Answer
The partial fraction is $\frac{3}{x}-\frac{3}{\left( x-1 \right)}+\frac{4}{\left( x+1 \right)}$.
Work Step by Step
$\begin{align}
& \frac{4{{x}^{2}}-7x-3}{{{x}^{3}}-x}=\frac{4{{x}^{2}}-7x-3}{x\left( {{x}^{2}}-1 \right)} \\
& =\frac{4{{x}^{2}}-7x-3}{x\left( x-1 \right)\left( x+1 \right)} \\
& =\frac{A}{x}+\frac{B}{\left( x-1 \right)}+\frac{C}{\left( x+1 \right)}
\end{align}$
Now, multiply $x\left( x-1 \right)\left( x+1 \right)$ on both sides:
$\begin{align}
& x\left( x-1 \right)\left( x+1 \right)\frac{4{{x}^{2}}-7x-3}{x\left( x-1 \right)\left( x+1 \right)}=x\left( x-1 \right)\left( x+1 \right)\frac{A}{x}+x\left( x-1 \right)\left( x+1 \right)\frac{B}{\left( x-1 \right)}+x\left( x-1 \right)\left( x+1 \right)\frac{C}{\left( x+1 \right)} \\
& 4{{x}^{2}}-7x-3=\left( x-1 \right)\left( x+1 \right)A+x\left( x+1 \right)B+x\left( x-1 \right)C \\
& =\left( {{x}^{2}}+x-x-1 \right)A+B{{x}^{2}}+Bx+C{{x}^{2}}-Cx \\
& =A{{x}^{2}}-A+B{{x}^{2}}+Bx+C{{x}^{2}}-Cx
\end{align}$ $4{{x}^{2}}-7x-3={{x}^{2}}\left( A+B+C \right)+x\left( B-C \right)-A$ …… (1)

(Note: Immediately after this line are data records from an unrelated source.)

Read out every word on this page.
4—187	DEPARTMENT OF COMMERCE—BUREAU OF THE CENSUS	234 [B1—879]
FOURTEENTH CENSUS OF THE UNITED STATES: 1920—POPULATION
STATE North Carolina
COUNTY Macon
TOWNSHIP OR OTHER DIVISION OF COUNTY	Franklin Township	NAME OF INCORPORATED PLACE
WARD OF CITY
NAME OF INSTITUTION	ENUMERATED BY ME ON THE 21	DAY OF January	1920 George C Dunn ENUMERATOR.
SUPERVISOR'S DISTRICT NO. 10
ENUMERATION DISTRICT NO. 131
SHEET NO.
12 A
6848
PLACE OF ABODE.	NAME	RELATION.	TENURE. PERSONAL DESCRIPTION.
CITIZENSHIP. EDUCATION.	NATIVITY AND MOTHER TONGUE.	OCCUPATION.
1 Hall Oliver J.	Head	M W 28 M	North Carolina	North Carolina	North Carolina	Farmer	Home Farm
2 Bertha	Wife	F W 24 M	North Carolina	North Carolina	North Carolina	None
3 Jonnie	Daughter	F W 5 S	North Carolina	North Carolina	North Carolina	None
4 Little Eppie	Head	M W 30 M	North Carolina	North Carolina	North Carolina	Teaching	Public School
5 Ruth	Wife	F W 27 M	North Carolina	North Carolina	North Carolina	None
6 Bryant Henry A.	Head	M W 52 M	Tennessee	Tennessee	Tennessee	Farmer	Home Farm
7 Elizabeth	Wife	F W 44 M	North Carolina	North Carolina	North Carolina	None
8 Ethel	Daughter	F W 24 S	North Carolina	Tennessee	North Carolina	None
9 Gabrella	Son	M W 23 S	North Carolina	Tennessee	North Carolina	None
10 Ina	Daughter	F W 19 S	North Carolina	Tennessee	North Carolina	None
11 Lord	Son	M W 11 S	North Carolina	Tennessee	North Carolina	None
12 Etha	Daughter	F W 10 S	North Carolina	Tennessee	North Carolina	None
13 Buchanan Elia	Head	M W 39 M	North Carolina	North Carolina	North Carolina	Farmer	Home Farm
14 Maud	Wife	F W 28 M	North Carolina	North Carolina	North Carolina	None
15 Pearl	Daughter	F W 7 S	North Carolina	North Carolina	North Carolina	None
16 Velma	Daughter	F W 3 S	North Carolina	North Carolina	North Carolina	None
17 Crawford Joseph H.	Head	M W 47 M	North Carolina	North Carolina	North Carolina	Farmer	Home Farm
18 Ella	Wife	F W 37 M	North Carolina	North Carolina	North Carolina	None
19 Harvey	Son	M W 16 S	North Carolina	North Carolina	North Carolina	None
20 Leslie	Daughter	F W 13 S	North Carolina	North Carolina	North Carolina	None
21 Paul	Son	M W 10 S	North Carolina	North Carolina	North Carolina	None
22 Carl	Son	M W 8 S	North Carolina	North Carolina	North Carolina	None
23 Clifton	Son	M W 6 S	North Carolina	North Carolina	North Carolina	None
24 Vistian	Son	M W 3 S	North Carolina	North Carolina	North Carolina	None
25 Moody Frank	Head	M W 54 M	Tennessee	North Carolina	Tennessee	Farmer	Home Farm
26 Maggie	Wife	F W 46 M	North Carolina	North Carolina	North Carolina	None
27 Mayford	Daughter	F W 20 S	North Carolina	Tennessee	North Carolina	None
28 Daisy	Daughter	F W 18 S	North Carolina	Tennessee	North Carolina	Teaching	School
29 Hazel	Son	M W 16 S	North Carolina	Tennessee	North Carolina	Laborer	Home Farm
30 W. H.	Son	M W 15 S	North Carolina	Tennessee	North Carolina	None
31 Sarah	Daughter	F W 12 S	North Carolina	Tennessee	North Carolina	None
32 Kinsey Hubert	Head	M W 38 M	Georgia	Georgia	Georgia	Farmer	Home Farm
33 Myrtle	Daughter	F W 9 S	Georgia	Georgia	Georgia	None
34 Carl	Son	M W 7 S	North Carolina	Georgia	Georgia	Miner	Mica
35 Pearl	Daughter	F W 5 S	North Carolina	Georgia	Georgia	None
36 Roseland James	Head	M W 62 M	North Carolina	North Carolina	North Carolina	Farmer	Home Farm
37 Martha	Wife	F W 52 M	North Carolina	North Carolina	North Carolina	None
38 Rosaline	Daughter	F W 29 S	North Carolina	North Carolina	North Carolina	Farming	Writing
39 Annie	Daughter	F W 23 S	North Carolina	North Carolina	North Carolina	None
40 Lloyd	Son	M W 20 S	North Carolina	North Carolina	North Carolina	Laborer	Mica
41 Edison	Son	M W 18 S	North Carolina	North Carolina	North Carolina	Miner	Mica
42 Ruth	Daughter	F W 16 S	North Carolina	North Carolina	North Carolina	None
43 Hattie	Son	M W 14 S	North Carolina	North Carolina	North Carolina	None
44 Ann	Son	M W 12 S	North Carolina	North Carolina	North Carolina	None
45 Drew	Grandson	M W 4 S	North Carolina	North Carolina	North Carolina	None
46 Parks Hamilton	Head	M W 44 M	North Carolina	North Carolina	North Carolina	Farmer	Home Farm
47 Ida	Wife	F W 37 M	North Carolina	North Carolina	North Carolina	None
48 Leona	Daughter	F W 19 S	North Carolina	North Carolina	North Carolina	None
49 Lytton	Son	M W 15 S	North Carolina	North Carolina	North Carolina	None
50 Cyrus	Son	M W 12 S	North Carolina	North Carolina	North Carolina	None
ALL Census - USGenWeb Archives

Then compare the coefficient of equation (1):
$A+B+C=4$ …… (2)
$B-C=-7$ …… (3)
$-A=-3$ …… (4)
$A=3$ …… (5)
Substitute the value of A in equation (2):
$3+B+C=4$
$B+C=1$ …… (6)
And subtract equation (6) from equation (3), then
$B=-3$
Then, put the value of B in equation (6):
$\begin{align}
& -3+C=1 \\
& C=1+3 \\
& C=4
\end{align}$
Therefore,
$\frac{4{{x}^{2}}-7x-3}{{{x}^{3}}-x}=\frac{3}{x}-\frac{3}{\left( x-1 \right)}+\frac{4}{\left( x+1 \right)}$
Thus, the partial fraction of the provided expression is $\frac{3}{x}-\frac{3}{\left( x-1 \right)}+\frac{4}{\left( x+1 \right)}$.